The three-dimensional organization of chromatin plays a crucial role in regulating gene activity. While the euchromatic compartment in the nuclear interior canonically contains active gene loci, the nuclear periphery is typically associated with inactive heterochromatin. The nuclear lamina serves as an anchoring point, where lamin proteins interact with lamina-associated domains (LADs) to tether chromatin to the nuclear membrane. However, some highly active genes, such as MyoD1 - a master regulator of myogenesis in proliferating myoblasts - are also found at the nuclear periphery.
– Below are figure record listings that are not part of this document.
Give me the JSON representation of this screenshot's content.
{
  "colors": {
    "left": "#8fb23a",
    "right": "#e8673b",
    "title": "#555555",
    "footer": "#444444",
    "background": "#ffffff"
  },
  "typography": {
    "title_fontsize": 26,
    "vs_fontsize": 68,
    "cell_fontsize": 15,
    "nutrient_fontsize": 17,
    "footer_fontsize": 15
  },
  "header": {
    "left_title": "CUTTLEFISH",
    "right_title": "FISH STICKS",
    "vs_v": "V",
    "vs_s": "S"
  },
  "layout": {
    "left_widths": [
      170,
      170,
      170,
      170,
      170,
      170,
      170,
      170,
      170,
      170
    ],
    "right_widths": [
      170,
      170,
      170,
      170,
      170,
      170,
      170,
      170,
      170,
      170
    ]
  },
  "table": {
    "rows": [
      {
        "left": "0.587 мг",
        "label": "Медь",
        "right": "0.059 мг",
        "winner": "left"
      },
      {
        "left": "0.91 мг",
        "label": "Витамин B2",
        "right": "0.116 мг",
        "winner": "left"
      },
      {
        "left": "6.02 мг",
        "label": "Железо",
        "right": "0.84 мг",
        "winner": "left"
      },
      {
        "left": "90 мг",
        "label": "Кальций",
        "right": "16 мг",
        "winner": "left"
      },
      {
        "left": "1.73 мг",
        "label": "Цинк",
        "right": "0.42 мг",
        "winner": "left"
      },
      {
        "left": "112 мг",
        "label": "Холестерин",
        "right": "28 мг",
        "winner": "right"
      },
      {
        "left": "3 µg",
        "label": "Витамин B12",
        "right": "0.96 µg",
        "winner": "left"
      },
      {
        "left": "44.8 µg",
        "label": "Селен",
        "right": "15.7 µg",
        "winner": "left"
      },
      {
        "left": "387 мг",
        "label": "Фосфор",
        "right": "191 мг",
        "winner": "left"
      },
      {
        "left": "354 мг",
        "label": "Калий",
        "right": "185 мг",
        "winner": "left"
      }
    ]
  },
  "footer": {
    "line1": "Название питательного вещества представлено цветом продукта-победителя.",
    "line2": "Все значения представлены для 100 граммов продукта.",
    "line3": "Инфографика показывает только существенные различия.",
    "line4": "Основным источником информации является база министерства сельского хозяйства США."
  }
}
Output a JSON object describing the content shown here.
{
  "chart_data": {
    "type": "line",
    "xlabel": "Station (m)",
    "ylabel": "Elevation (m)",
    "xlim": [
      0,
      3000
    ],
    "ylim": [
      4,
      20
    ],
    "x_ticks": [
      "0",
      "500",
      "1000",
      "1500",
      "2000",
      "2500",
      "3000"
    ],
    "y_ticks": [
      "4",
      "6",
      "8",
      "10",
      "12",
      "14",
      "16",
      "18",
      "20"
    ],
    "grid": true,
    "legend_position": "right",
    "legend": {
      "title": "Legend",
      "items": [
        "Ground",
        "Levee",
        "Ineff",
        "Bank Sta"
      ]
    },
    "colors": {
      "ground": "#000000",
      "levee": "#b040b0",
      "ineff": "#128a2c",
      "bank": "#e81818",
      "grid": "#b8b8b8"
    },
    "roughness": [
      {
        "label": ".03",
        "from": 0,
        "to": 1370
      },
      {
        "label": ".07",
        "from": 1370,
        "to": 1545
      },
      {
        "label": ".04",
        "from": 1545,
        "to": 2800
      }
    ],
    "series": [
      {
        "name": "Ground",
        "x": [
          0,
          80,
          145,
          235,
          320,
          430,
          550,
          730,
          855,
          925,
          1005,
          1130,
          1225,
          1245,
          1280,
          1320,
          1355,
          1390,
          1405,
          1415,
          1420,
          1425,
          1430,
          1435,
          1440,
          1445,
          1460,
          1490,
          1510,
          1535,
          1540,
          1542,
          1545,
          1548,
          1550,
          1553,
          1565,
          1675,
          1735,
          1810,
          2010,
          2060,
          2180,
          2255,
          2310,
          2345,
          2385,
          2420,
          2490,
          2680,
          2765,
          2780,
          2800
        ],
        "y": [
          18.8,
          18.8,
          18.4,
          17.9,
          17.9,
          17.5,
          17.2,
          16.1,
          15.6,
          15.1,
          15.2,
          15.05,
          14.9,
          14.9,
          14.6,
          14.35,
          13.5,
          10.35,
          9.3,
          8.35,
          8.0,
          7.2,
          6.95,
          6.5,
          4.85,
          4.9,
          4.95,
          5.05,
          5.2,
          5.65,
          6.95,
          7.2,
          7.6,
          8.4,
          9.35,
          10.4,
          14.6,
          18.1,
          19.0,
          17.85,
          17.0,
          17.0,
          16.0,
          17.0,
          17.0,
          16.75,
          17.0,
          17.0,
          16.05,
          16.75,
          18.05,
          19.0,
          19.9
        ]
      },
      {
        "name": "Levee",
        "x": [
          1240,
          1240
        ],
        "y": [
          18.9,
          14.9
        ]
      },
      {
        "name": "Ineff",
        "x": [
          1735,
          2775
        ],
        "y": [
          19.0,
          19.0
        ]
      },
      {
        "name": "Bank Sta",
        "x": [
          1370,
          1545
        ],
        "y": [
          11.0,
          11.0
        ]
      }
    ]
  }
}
Investigating the mechanism that retains active gene loci in this peripheral region was the focus of the Foisner lab’s recent research.
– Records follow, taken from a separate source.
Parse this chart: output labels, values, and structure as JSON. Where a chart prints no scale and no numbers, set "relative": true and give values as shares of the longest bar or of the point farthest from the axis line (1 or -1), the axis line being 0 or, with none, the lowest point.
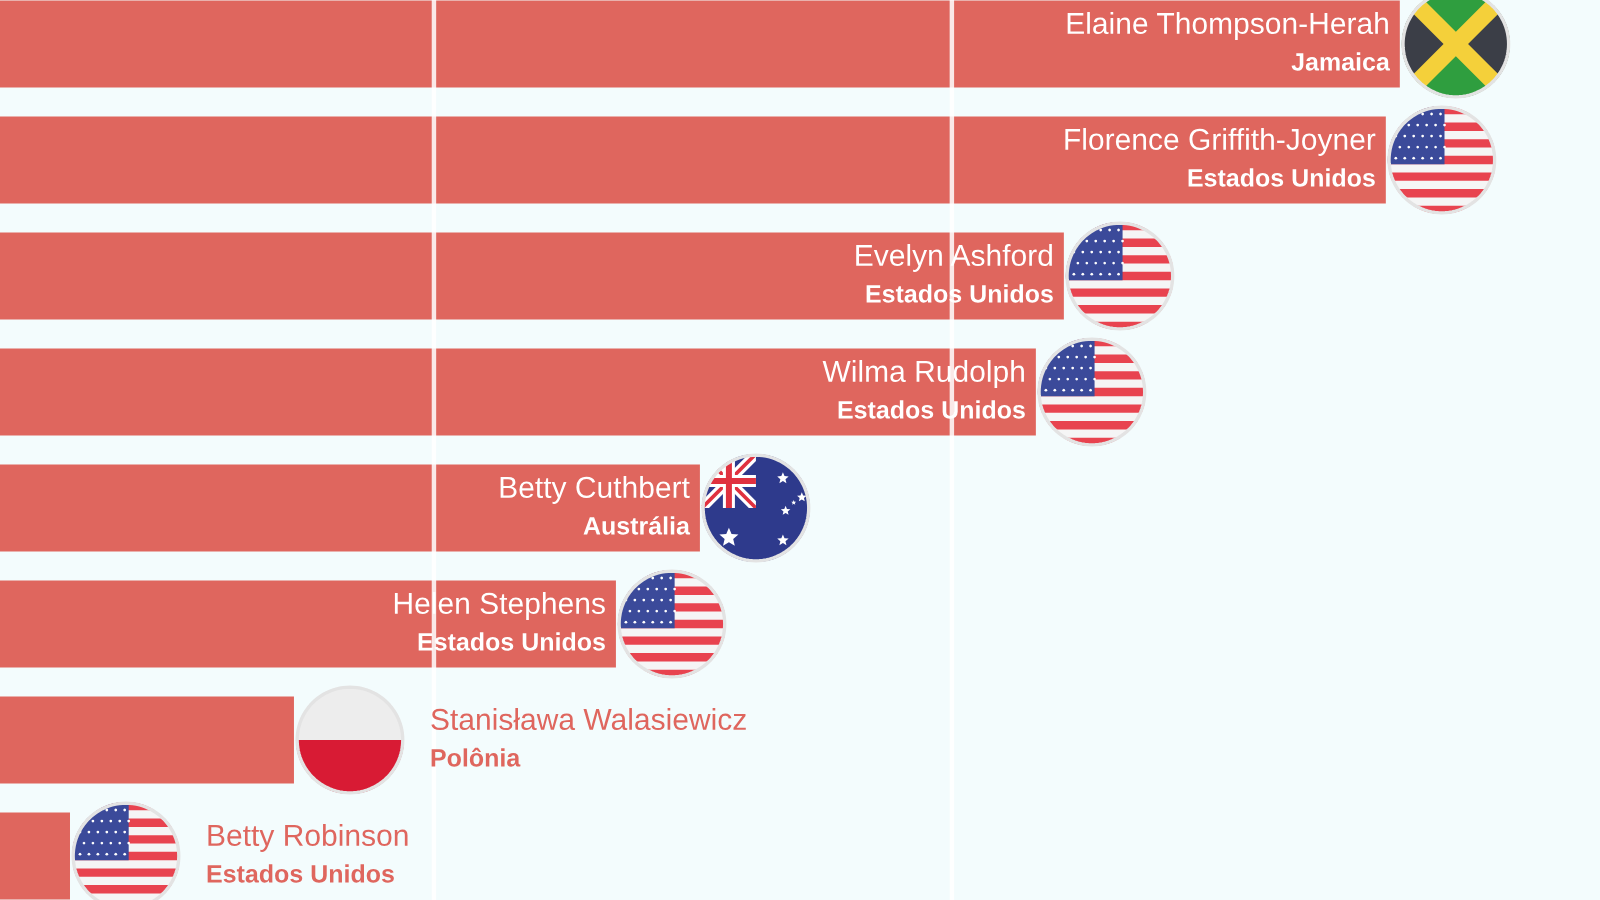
{
  "chart_data": {
    "type": "bar",
    "orientation": "horizontal",
    "relative": true,
    "categories": [
      "Elaine Thompson-Herah\nJamaica",
      "Florence Griffith-Joyner\nEstados Unidos",
      "Evelyn Ashford\nEstados Unidos",
      "Wilma Rudolph\nEstados Unidos",
      "Betty Cuthbert\nAustrália",
      "Helen Stephens\nEstados Unidos",
      "Stanisława Walasiewicz\nPolônia",
      "Betty Robinson\nEstados Unidos"
    ],
    "values": [
      1,
      0.99,
      0.76,
      0.74,
      0.5,
      0.44,
      0.21,
      0.05
    ],
    "color": "#df665e",
    "ref_lines": [
      {
        "axis": "x",
        "value": 0.31,
        "color": "#ffffff"
      },
      {
        "axis": "x",
        "value": 0.68,
        "color": "#ffffff"
      }
    ]
  }
}
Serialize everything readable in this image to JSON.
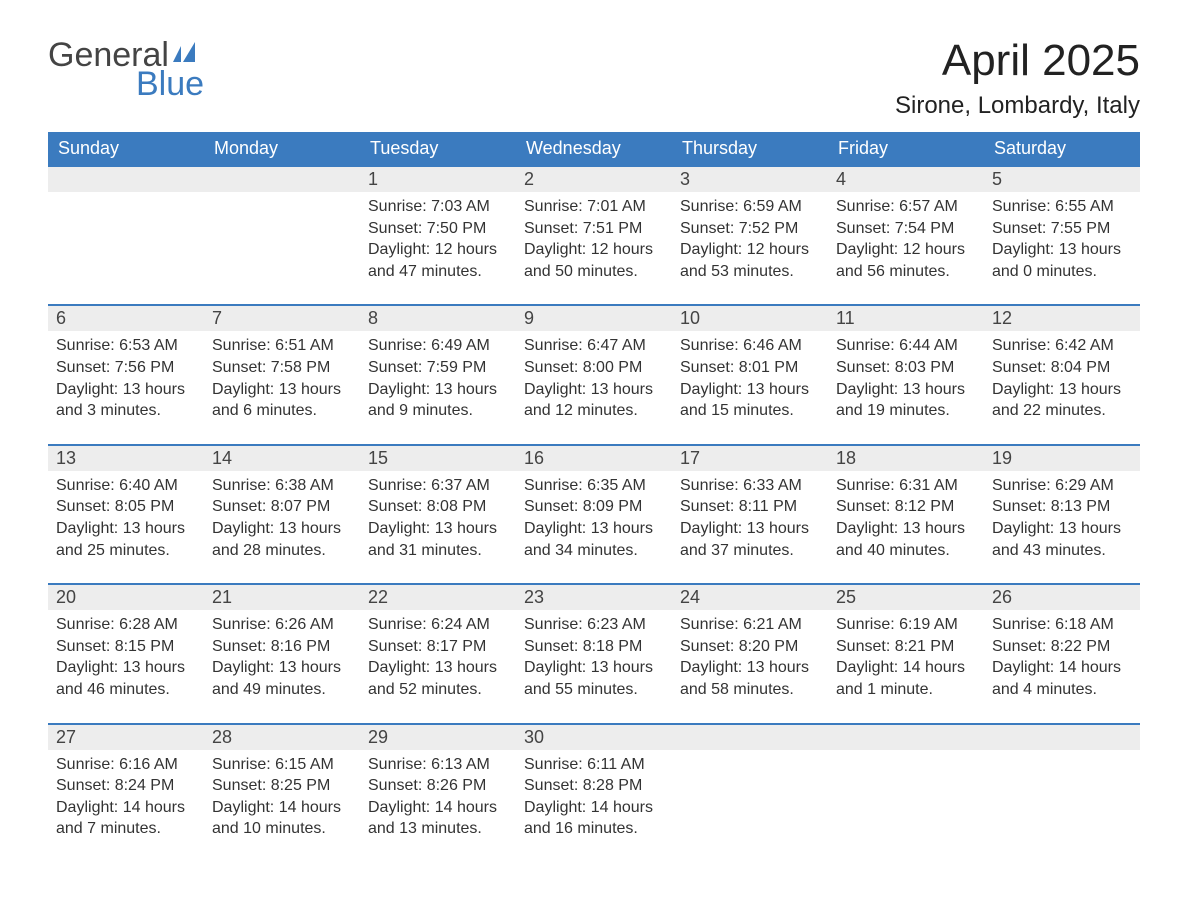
{
  "logo": {
    "general": "General",
    "blue": "Blue"
  },
  "title": "April 2025",
  "location": "Sirone, Lombardy, Italy",
  "colors": {
    "header_bg": "#3b7bbf",
    "header_text": "#ffffff",
    "daynum_bg": "#ededed",
    "border_top": "#3b7bbf",
    "body_text": "#333333"
  },
  "day_headers": [
    "Sunday",
    "Monday",
    "Tuesday",
    "Wednesday",
    "Thursday",
    "Friday",
    "Saturday"
  ],
  "weeks": [
    [
      null,
      null,
      {
        "n": "1",
        "sunrise": "Sunrise: 7:03 AM",
        "sunset": "Sunset: 7:50 PM",
        "daylight": "Daylight: 12 hours and 47 minutes."
      },
      {
        "n": "2",
        "sunrise": "Sunrise: 7:01 AM",
        "sunset": "Sunset: 7:51 PM",
        "daylight": "Daylight: 12 hours and 50 minutes."
      },
      {
        "n": "3",
        "sunrise": "Sunrise: 6:59 AM",
        "sunset": "Sunset: 7:52 PM",
        "daylight": "Daylight: 12 hours and 53 minutes."
      },
      {
        "n": "4",
        "sunrise": "Sunrise: 6:57 AM",
        "sunset": "Sunset: 7:54 PM",
        "daylight": "Daylight: 12 hours and 56 minutes."
      },
      {
        "n": "5",
        "sunrise": "Sunrise: 6:55 AM",
        "sunset": "Sunset: 7:55 PM",
        "daylight": "Daylight: 13 hours and 0 minutes."
      }
    ],
    [
      {
        "n": "6",
        "sunrise": "Sunrise: 6:53 AM",
        "sunset": "Sunset: 7:56 PM",
        "daylight": "Daylight: 13 hours and 3 minutes."
      },
      {
        "n": "7",
        "sunrise": "Sunrise: 6:51 AM",
        "sunset": "Sunset: 7:58 PM",
        "daylight": "Daylight: 13 hours and 6 minutes."
      },
      {
        "n": "8",
        "sunrise": "Sunrise: 6:49 AM",
        "sunset": "Sunset: 7:59 PM",
        "daylight": "Daylight: 13 hours and 9 minutes."
      },
      {
        "n": "9",
        "sunrise": "Sunrise: 6:47 AM",
        "sunset": "Sunset: 8:00 PM",
        "daylight": "Daylight: 13 hours and 12 minutes."
      },
      {
        "n": "10",
        "sunrise": "Sunrise: 6:46 AM",
        "sunset": "Sunset: 8:01 PM",
        "daylight": "Daylight: 13 hours and 15 minutes."
      },
      {
        "n": "11",
        "sunrise": "Sunrise: 6:44 AM",
        "sunset": "Sunset: 8:03 PM",
        "daylight": "Daylight: 13 hours and 19 minutes."
      },
      {
        "n": "12",
        "sunrise": "Sunrise: 6:42 AM",
        "sunset": "Sunset: 8:04 PM",
        "daylight": "Daylight: 13 hours and 22 minutes."
      }
    ],
    [
      {
        "n": "13",
        "sunrise": "Sunrise: 6:40 AM",
        "sunset": "Sunset: 8:05 PM",
        "daylight": "Daylight: 13 hours and 25 minutes."
      },
      {
        "n": "14",
        "sunrise": "Sunrise: 6:38 AM",
        "sunset": "Sunset: 8:07 PM",
        "daylight": "Daylight: 13 hours and 28 minutes."
      },
      {
        "n": "15",
        "sunrise": "Sunrise: 6:37 AM",
        "sunset": "Sunset: 8:08 PM",
        "daylight": "Daylight: 13 hours and 31 minutes."
      },
      {
        "n": "16",
        "sunrise": "Sunrise: 6:35 AM",
        "sunset": "Sunset: 8:09 PM",
        "daylight": "Daylight: 13 hours and 34 minutes."
      },
      {
        "n": "17",
        "sunrise": "Sunrise: 6:33 AM",
        "sunset": "Sunset: 8:11 PM",
        "daylight": "Daylight: 13 hours and 37 minutes."
      },
      {
        "n": "18",
        "sunrise": "Sunrise: 6:31 AM",
        "sunset": "Sunset: 8:12 PM",
        "daylight": "Daylight: 13 hours and 40 minutes."
      },
      {
        "n": "19",
        "sunrise": "Sunrise: 6:29 AM",
        "sunset": "Sunset: 8:13 PM",
        "daylight": "Daylight: 13 hours and 43 minutes."
      }
    ],
    [
      {
        "n": "20",
        "sunrise": "Sunrise: 6:28 AM",
        "sunset": "Sunset: 8:15 PM",
        "daylight": "Daylight: 13 hours and 46 minutes."
      },
      {
        "n": "21",
        "sunrise": "Sunrise: 6:26 AM",
        "sunset": "Sunset: 8:16 PM",
        "daylight": "Daylight: 13 hours and 49 minutes."
      },
      {
        "n": "22",
        "sunrise": "Sunrise: 6:24 AM",
        "sunset": "Sunset: 8:17 PM",
        "daylight": "Daylight: 13 hours and 52 minutes."
      },
      {
        "n": "23",
        "sunrise": "Sunrise: 6:23 AM",
        "sunset": "Sunset: 8:18 PM",
        "daylight": "Daylight: 13 hours and 55 minutes."
      },
      {
        "n": "24",
        "sunrise": "Sunrise: 6:21 AM",
        "sunset": "Sunset: 8:20 PM",
        "daylight": "Daylight: 13 hours and 58 minutes."
      },
      {
        "n": "25",
        "sunrise": "Sunrise: 6:19 AM",
        "sunset": "Sunset: 8:21 PM",
        "daylight": "Daylight: 14 hours and 1 minute."
      },
      {
        "n": "26",
        "sunrise": "Sunrise: 6:18 AM",
        "sunset": "Sunset: 8:22 PM",
        "daylight": "Daylight: 14 hours and 4 minutes."
      }
    ],
    [
      {
        "n": "27",
        "sunrise": "Sunrise: 6:16 AM",
        "sunset": "Sunset: 8:24 PM",
        "daylight": "Daylight: 14 hours and 7 minutes."
      },
      {
        "n": "28",
        "sunrise": "Sunrise: 6:15 AM",
        "sunset": "Sunset: 8:25 PM",
        "daylight": "Daylight: 14 hours and 10 minutes."
      },
      {
        "n": "29",
        "sunrise": "Sunrise: 6:13 AM",
        "sunset": "Sunset: 8:26 PM",
        "daylight": "Daylight: 14 hours and 13 minutes."
      },
      {
        "n": "30",
        "sunrise": "Sunrise: 6:11 AM",
        "sunset": "Sunset: 8:28 PM",
        "daylight": "Daylight: 14 hours and 16 minutes."
      },
      null,
      null,
      null
    ]
  ]
}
To investigate how MyoD1 is tethered to the nuclear periphery, the Foisner lab developed a novel reporter cell line alongside a pipeline for semi-automated image acquisition and analysis. By tracking its intranuclear position, the scientists could reveal that MyoD1’s localization is independent of the positioning of LADs, but dependent on the transmembrane proteins Tmem38a and WFS1. Tmem38a and WFS1 are, intriguingly, ion channels, but with a previously unappreciated tethering role. “Our findings demonstrate that Tmem38a and WFS1 play a crucial role in anchoring active genes in their peripheral position,” explains group leader Roland Foisner. “Notably, we identified the ER-associated protein WFS1 as a specific tether for MyoD1, marking the first observation of this protein within the nucleus.”
While studying the MyoD1-WFS1 interaction, the Foisner lab uncovered a novel tethering mechanism. Instead of directly binding to the gene itself, WFS1 associates with active enhancer-type cis-regulatory elements at the nuclear periphery, even within the predominantly repressive heterochromatic environment of this region. Roland highlights the significance of their findings: “This discovery underscores that active genes can be actively tethered to the periphery through a protein-driven mechanism, rather than being passively retained there.” This study provides exciting new insights into the intricate organization of chromatin within the cell’s nucleus and implies that intricate three-dimensional positioning may regulate the expression of many more genes than is currently appreciated.